Opowieść o poszukiwaniu swojego kawałka nieba
"Drapacze chmur" - reż. Marek Brand - Teatr Zielony WiatrakTo społeczno-polityczna tragifarsa, oparta na osobistych doświadczeniach jej twórców, "opowiadająca o mechanizmach, które sprawiają, że Polacy uciekają z kraju". Znakomity przykład szczerego, mądrego teatru politycznego, nawiązującego w najlepszym sensie, zarówno stylistyką, jak również siłą i bezkompromisowością przekazu, do najlepszych tradycji "klasycznego", społecznego teatru alternatywnego lat siedemdziesiątych i osiemdziesiątych"

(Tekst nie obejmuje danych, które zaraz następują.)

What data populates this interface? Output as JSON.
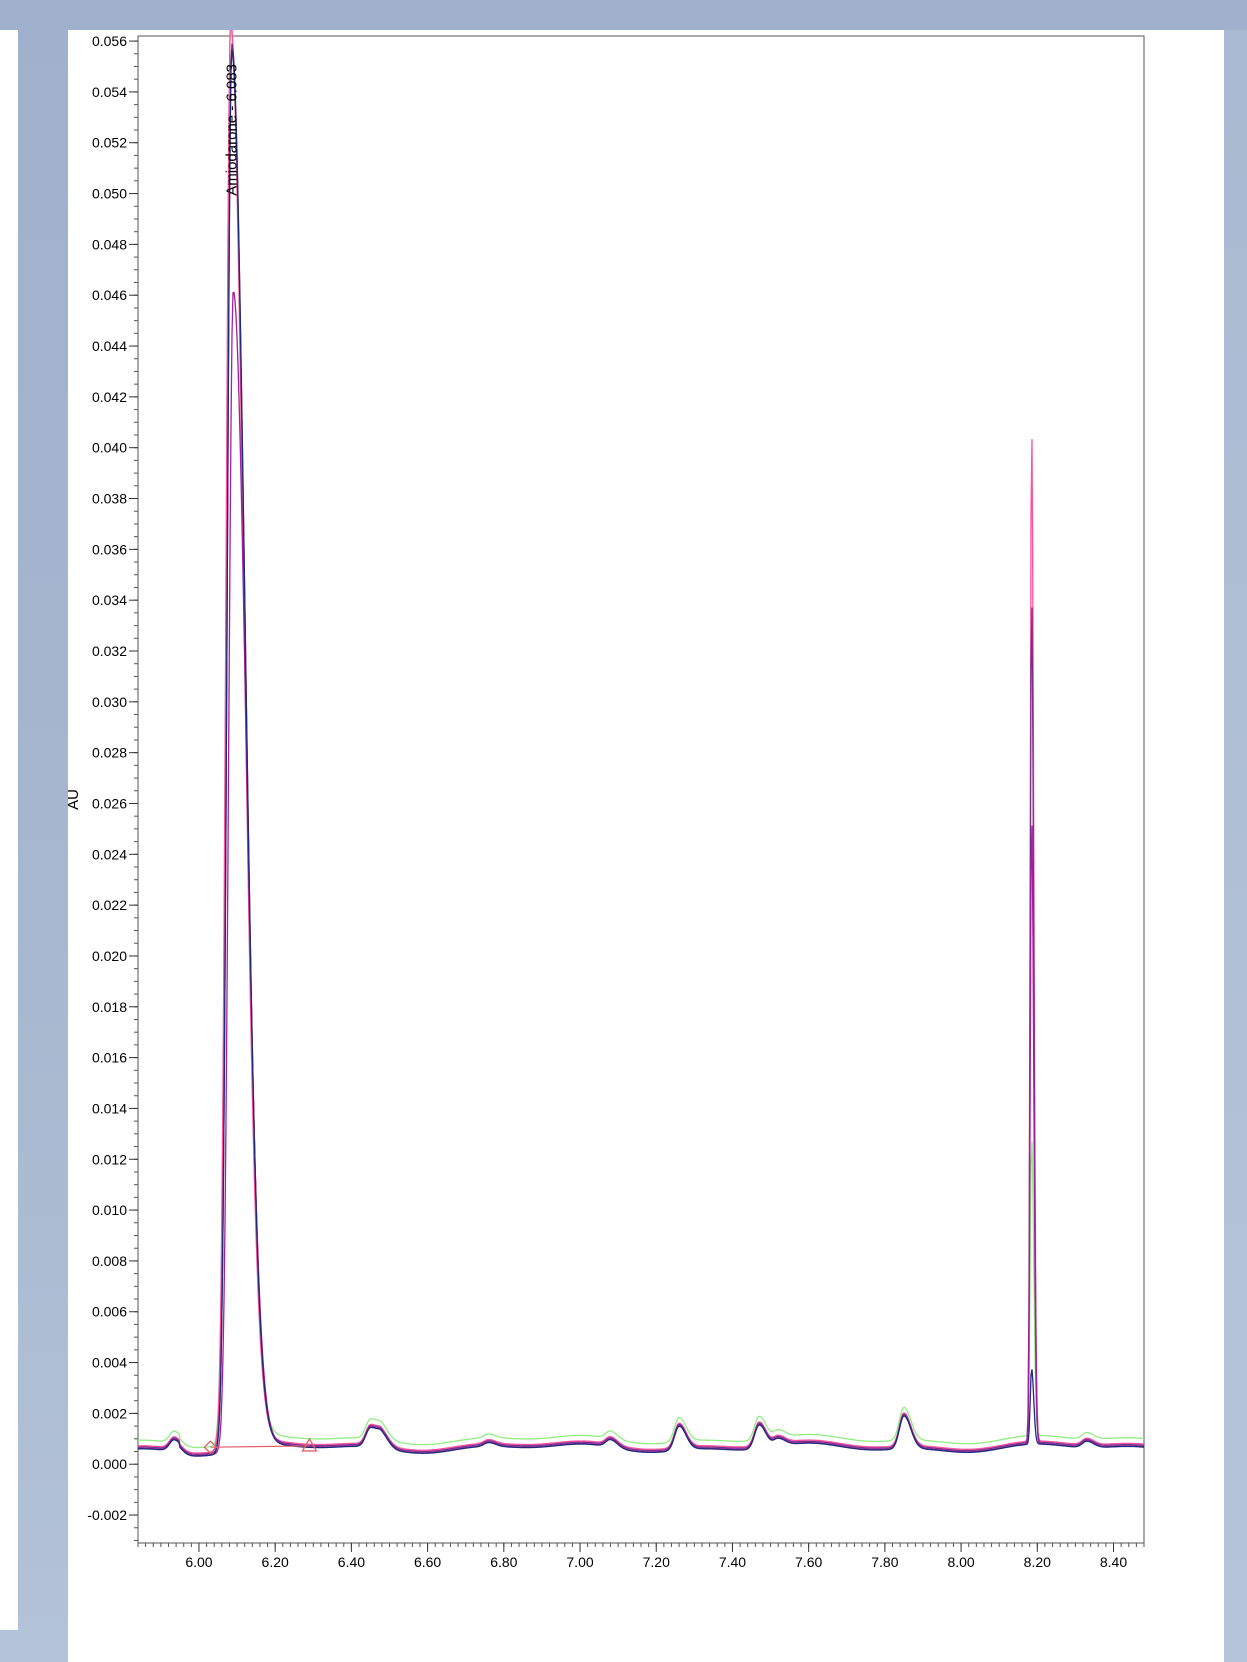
{
  "chart_data": {
    "type": "line",
    "title": "",
    "xlabel": "",
    "ylabel": "AU",
    "xlim": [
      5.84,
      8.48
    ],
    "ylim": [
      -0.0031,
      0.0562
    ],
    "x_ticks": [
      "6.00",
      "6.20",
      "6.40",
      "6.60",
      "6.80",
      "7.00",
      "7.20",
      "7.40",
      "7.60",
      "7.80",
      "8.00",
      "8.20",
      "8.40"
    ],
    "y_ticks": [
      "-0.002",
      "0.000",
      "0.002",
      "0.004",
      "0.006",
      "0.008",
      "0.010",
      "0.012",
      "0.014",
      "0.016",
      "0.018",
      "0.020",
      "0.022",
      "0.024",
      "0.026",
      "0.028",
      "0.030",
      "0.032",
      "0.034",
      "0.036",
      "0.038",
      "0.040",
      "0.042",
      "0.044",
      "0.046",
      "0.048",
      "0.050",
      "0.052",
      "0.054",
      "0.056"
    ],
    "peak_annotation": {
      "text": "Amiodarone - 6.083",
      "x": 6.083
    },
    "integration_baseline": {
      "start": [
        6.03,
        0.00067
      ],
      "end": [
        6.29,
        0.00072
      ]
    },
    "series": [
      {
        "color": "#90ee80",
        "baseline_offset": 0.00022,
        "peaks": [
          [
            6.083,
            0.0555
          ],
          [
            8.185,
            0.0118
          ]
        ]
      },
      {
        "color": "#ff4fa0",
        "baseline_offset": 0.0,
        "peaks": [
          [
            6.083,
            0.056
          ],
          [
            8.185,
            0.0402
          ]
        ]
      },
      {
        "color": "#7a2f8a",
        "baseline_offset": -5e-05,
        "peaks": [
          [
            6.086,
            0.0552
          ],
          [
            8.185,
            0.0335
          ]
        ]
      },
      {
        "color": "#a020a0",
        "baseline_offset": -0.0001,
        "peaks": [
          [
            6.09,
            0.0455
          ],
          [
            8.185,
            0.0248
          ]
        ]
      },
      {
        "color": "#1e2a7a",
        "baseline_offset": -0.00012,
        "peaks": [
          [
            6.086,
            0.055
          ],
          [
            8.185,
            0.003
          ]
        ]
      }
    ],
    "minor_peaks": [
      [
        5.935,
        0.00045
      ],
      [
        6.45,
        0.00075
      ],
      [
        6.48,
        0.0005
      ],
      [
        6.76,
        0.00015
      ],
      [
        7.08,
        0.0003
      ],
      [
        7.26,
        0.00095
      ],
      [
        7.47,
        0.00095
      ],
      [
        7.52,
        0.0003
      ],
      [
        7.85,
        0.0013
      ],
      [
        8.33,
        0.00025
      ]
    ],
    "grid": false,
    "legend": "none"
  }
}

Pierwotnie "Drapacze chmur" miały być monodramem. Tekst napisał Frankiewicz, młody (rocznik 1979) poeta i wieloletni aktor Zielonego Wiatraka. - Traktowałem to trochę jak eksperyment - opowiada. - Wcześniej nie ośmieliłem się pisać dla teatru. Robiłem pewne przymiarki, ale nie skończyłem tych tekstów. Wolałem wiersze, są krótsze, a ja jestem leniwy. "Drapacze chmur" napisane są bardzo poetyckim językiem, byłem ciekaw, jak on zabrzmi na scenie. Poza tym teatr, mimo swej elitarności, jest bardziej popularny niż poezja, a ja miałem coś ważnego do powiedzenia. Tekst zacząłem pisać w Londynie, gdzie przez cztery miesiące pracowałem jako pomocnik kucharza.
"Drapacze chmur" dotyczą otaczającej nas rzeczywistości, opowiadają o mechanizmach, przede wszystkim politycznych i społecznych, które sprawiają, że Polacy uciekają z kraju.